Może to jest odpowiedź na pytanie, dlaczego nasz rząd chce wyciszyć protesty i spory dotyczące gloryfikacji przywódcy ONU/UPA? Zależy mu na tym, by ukraińskie dzieci chodzące do polskich szkół dalej uczyły się i kształtowały swoją świadomość narodową na kulcie Bandery? 

– Debanderyzacja nauczania to szansa dla poszanowania prawdy. Jeśli tego nie będzie, to w dłuższej perspektywie może okazać się dla nas, ale i dla Ukraińców,  zgubne.

Jest pan współtwórcą filmu „Wołyń”. Czy nie uważa Pan, że po „Wołyniu” Smarzowski skończył się jako reżyser, przez duże „R”. Podziela Pan moje zdanie? 

– Wojciech Smarzowski nakręcił kilka dobrych filmów, takich jak m.in. „Róża”, „Dom Zły”. A „Wołyń” to wielkie dzieło, znakomity film.
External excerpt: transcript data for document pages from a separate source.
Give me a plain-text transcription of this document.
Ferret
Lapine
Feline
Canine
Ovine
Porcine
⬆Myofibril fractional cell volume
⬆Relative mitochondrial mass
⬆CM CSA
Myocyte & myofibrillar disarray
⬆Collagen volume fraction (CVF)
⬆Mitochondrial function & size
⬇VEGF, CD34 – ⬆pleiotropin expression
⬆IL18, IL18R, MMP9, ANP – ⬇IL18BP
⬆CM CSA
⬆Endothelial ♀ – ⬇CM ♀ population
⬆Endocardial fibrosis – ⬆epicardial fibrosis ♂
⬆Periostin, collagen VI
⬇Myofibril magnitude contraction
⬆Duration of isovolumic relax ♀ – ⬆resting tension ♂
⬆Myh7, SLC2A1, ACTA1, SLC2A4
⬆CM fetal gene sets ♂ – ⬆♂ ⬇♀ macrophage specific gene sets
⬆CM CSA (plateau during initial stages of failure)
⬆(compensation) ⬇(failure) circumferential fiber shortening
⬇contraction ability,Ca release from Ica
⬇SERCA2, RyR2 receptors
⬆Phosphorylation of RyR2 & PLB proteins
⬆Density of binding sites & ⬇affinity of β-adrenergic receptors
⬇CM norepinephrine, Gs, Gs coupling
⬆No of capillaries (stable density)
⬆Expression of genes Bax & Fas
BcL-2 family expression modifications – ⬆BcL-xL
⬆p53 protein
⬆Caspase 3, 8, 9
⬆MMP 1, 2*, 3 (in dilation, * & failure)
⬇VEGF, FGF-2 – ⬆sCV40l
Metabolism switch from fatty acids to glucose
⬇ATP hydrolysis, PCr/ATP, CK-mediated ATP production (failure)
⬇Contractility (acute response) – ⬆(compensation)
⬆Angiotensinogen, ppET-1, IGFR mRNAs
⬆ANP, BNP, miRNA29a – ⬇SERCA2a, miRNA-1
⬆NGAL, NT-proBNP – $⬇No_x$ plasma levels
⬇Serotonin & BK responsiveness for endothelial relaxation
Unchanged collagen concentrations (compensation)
Po „Wołyniu” już nie stworzył ważnego filmu.

Jak się Panu współpracowało ze Smarzowskim?

– Bardzo dobrze. Rozumieliśmy się, wspólnie pracowaliśmy nad scenariuszem. Każda scena, każdy obraz był przeze mnie analizowany i ostatecznie, po dyskusji, akceptowany. Praca trwała pięć lat. „Wołyń” prawdziwie i realistycznie oddaje obraz ukraińskiego ludobójstwa, cierpienie Polaków, ale też mówi o obyczajach, kulturze, religii, prawie i języku.

Po „Wołyniu” nakręcił  Smarzowski „Kler” i „Wesele 2” próbując odkupić swoje „winy”? 

–  „Kler” był słaby artystycznie i tendencyjnie ideologiczny, fałszywy. „Wesele 2” dużo słabsze od pierwszej wersji.

Dziękuję za rozmowę i poświęcony mi czas. 

– Dziękuję bardzo.

Po zakończonej rozmowie, udałem się z profesorem na spotkanie do Bielska-Białej. Zgromadzona publiczność w restauracji „Miasto”, wysłuchała w skupieniu relację naocznego świadka ukraińskiego ludobójstwa. W trakcie wykładu Pan Stanisław podkreślał, że data 11 lipca 1943 r. jest datą umowną i dotyczy apogeum dramatycznych wydarzeń, które miały miejsce na Wołyniu, gdzie w jednym dniu wymordowano polską ludność z 99 wiosek. Należy przy tym pamiętać, że barbarzyńskie mordy ukraińskich szowinistów, rozpoczęły się 17 września 1939 r., z dniem agresji Związku Radzieckiego na II RP, a pierwszym miejscem kaźni Polaków, była wieś Sławentyn w województwie tarnopolskim.

W Narodowy Dzień Pamięci Ofiar Ludobójstwa dokonanego przez ukraińskich nacjonalistów na obywatelach Rzeczypospolitej Polskiej – 11 lipca 2022 r. – oddajmy hołd naszym pomordowanym rodakom. Oddajmy hołd Kresowiakom. Cześć ich pamięci!

Spotkanie zostało zorganizowane przez Klub Myśli Polskiej – Śląsk.